GameDay: AF native Knox piloting Brophy toward another state championship opportunity
Chase Knox

Being a sophomore starting quarterback at Phoenix Brophy Prep has worked well before, so why not this time around?

Ahwatukee Foothills native Chase Knox, who rose to local fame as a member of the “Dawgs,” helping put Ahwatukee Foothills on the map at the 2006 Little League World Series, has thrown for 1,254 yards and 12 touchdowns this season for the Broncos, who visit Thunder Stadium to face Desert Vista in a Fiesta Region tilt Friday at 7 p.m.

Most importantly, however, Knox has steered the Brophy ship to a 6-2 record, and helped the Broncos prove they could hang with the best of the best, losing only to last year’s Class 5A-I and 5A-II champions (Peoria Centennial and Chandler Hamilton).

Up with the varsity team for a good chunk of last season as a freshman, Knox cut his teeth working as the scout team quarterback against one of the top defenses in the state.

Brophy coach Scooter Molander said facing that defense every day put Knox in a position to succeed despite being an underclassman.

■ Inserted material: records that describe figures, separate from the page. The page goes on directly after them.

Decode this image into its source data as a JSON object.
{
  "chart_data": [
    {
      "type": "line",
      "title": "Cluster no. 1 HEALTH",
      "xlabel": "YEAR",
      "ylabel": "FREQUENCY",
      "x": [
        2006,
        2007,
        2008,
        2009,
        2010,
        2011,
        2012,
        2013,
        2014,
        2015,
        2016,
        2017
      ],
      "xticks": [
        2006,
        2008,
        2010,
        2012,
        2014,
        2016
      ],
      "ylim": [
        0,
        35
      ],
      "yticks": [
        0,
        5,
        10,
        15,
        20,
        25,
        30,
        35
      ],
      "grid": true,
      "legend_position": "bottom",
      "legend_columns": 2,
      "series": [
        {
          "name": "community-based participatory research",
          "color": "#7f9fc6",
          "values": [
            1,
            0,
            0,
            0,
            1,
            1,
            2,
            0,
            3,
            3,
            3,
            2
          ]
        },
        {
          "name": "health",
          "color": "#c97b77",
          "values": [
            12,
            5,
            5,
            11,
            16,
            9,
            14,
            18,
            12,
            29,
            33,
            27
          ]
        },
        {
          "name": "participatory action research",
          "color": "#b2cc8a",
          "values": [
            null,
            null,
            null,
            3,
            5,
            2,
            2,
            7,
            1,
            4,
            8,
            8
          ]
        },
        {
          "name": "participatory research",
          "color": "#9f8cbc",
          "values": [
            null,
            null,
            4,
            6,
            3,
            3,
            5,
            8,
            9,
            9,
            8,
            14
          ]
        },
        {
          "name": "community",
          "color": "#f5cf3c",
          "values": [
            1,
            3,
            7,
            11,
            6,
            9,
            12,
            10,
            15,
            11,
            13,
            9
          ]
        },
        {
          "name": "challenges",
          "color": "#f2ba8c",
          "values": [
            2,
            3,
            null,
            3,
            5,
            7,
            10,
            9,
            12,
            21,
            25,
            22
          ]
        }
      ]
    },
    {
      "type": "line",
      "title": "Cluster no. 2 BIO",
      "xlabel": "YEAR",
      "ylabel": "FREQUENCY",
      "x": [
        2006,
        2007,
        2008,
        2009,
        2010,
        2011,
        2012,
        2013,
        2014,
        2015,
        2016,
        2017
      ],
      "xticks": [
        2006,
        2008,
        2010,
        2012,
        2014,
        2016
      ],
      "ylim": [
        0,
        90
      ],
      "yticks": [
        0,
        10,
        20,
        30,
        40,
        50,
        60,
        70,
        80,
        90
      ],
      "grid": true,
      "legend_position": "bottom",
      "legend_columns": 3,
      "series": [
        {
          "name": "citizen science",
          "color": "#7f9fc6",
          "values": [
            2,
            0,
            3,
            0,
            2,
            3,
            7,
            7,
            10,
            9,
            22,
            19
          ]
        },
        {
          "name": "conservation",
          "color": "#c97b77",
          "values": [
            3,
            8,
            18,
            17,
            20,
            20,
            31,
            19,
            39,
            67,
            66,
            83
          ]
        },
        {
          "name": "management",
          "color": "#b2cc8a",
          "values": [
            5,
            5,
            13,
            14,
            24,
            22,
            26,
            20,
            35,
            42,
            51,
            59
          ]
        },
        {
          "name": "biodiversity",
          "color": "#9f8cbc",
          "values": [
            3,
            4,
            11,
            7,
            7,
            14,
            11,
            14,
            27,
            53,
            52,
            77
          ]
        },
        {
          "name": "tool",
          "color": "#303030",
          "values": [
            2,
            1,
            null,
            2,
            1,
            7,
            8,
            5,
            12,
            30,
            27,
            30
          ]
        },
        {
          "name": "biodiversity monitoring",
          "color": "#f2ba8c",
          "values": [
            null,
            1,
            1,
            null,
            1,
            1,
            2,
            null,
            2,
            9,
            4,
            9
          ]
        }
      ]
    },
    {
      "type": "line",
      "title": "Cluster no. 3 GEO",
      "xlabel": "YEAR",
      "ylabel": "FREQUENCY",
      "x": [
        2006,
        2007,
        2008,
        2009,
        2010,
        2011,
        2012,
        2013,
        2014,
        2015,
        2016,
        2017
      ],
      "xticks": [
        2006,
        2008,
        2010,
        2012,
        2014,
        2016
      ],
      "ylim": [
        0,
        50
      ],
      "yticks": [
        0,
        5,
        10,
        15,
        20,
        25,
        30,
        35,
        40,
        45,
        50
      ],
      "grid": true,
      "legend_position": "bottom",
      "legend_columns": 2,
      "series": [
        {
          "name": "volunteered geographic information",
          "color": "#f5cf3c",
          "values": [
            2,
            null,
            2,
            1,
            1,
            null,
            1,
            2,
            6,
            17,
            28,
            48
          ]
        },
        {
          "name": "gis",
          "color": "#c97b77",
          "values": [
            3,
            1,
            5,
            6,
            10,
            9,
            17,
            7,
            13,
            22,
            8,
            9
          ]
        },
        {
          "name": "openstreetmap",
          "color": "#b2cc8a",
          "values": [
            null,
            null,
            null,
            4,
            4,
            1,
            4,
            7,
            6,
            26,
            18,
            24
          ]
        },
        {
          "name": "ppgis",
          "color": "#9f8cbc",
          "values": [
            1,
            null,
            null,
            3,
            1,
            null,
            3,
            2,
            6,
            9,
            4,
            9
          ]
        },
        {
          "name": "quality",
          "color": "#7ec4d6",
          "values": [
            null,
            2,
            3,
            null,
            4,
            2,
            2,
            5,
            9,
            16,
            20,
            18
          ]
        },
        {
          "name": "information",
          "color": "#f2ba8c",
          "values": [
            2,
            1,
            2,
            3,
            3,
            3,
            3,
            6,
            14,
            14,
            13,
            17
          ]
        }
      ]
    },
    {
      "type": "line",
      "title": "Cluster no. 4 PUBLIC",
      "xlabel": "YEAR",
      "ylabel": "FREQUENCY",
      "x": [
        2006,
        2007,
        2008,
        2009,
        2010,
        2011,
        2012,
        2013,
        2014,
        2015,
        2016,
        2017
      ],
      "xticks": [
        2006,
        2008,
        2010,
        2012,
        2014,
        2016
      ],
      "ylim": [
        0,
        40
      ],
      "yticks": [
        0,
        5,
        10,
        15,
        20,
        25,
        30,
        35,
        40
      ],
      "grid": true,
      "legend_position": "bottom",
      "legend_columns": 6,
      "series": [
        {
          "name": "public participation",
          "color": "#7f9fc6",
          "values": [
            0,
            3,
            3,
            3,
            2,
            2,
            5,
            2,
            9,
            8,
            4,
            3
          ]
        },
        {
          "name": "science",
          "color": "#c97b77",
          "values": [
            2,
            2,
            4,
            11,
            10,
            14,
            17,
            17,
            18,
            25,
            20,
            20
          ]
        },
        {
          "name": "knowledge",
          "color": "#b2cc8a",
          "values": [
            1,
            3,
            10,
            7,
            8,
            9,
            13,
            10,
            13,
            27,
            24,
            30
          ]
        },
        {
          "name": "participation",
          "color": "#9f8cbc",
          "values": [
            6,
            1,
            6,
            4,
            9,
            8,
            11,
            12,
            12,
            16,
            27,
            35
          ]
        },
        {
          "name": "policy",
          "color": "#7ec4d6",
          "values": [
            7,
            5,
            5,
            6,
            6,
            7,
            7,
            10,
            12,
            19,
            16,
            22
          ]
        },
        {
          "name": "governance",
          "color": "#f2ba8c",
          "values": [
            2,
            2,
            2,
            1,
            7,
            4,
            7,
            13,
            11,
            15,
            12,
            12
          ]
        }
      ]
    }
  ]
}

“Doing that everyday, that helped me get the speed of the game down. Last year to this year I’ve already felt a lot of improvement,” said Knox, who added that he and his parents chose Brophy despite living close to Desert Vista because of its religious ties, on top of being a strong academic school.

Molander won’t pencil Knox in as the be-all, end-all starter for the next three seasons, but said that as Knox develops and matures, there’s no reason he won’t end up a three-year starter, and a successful one at that. Just two years, ago, the Broncos graduated Scottsdale-native Bryan Berens, a three-year starter in his own right who helped lead the program to state championships as a sophomore and a junior – the proud program’s first and only football titles.

Molander said that kind of success is part of the reason that he’s not looking until next year with Knox and the Broncos.

“The future is now. What I mean by that, the seniors that are seniors, that’s their last opportunity, even if a sophomore has two more years,” Molander said. “So at every position guys need to understand it and do their job, Chase has been doing that.”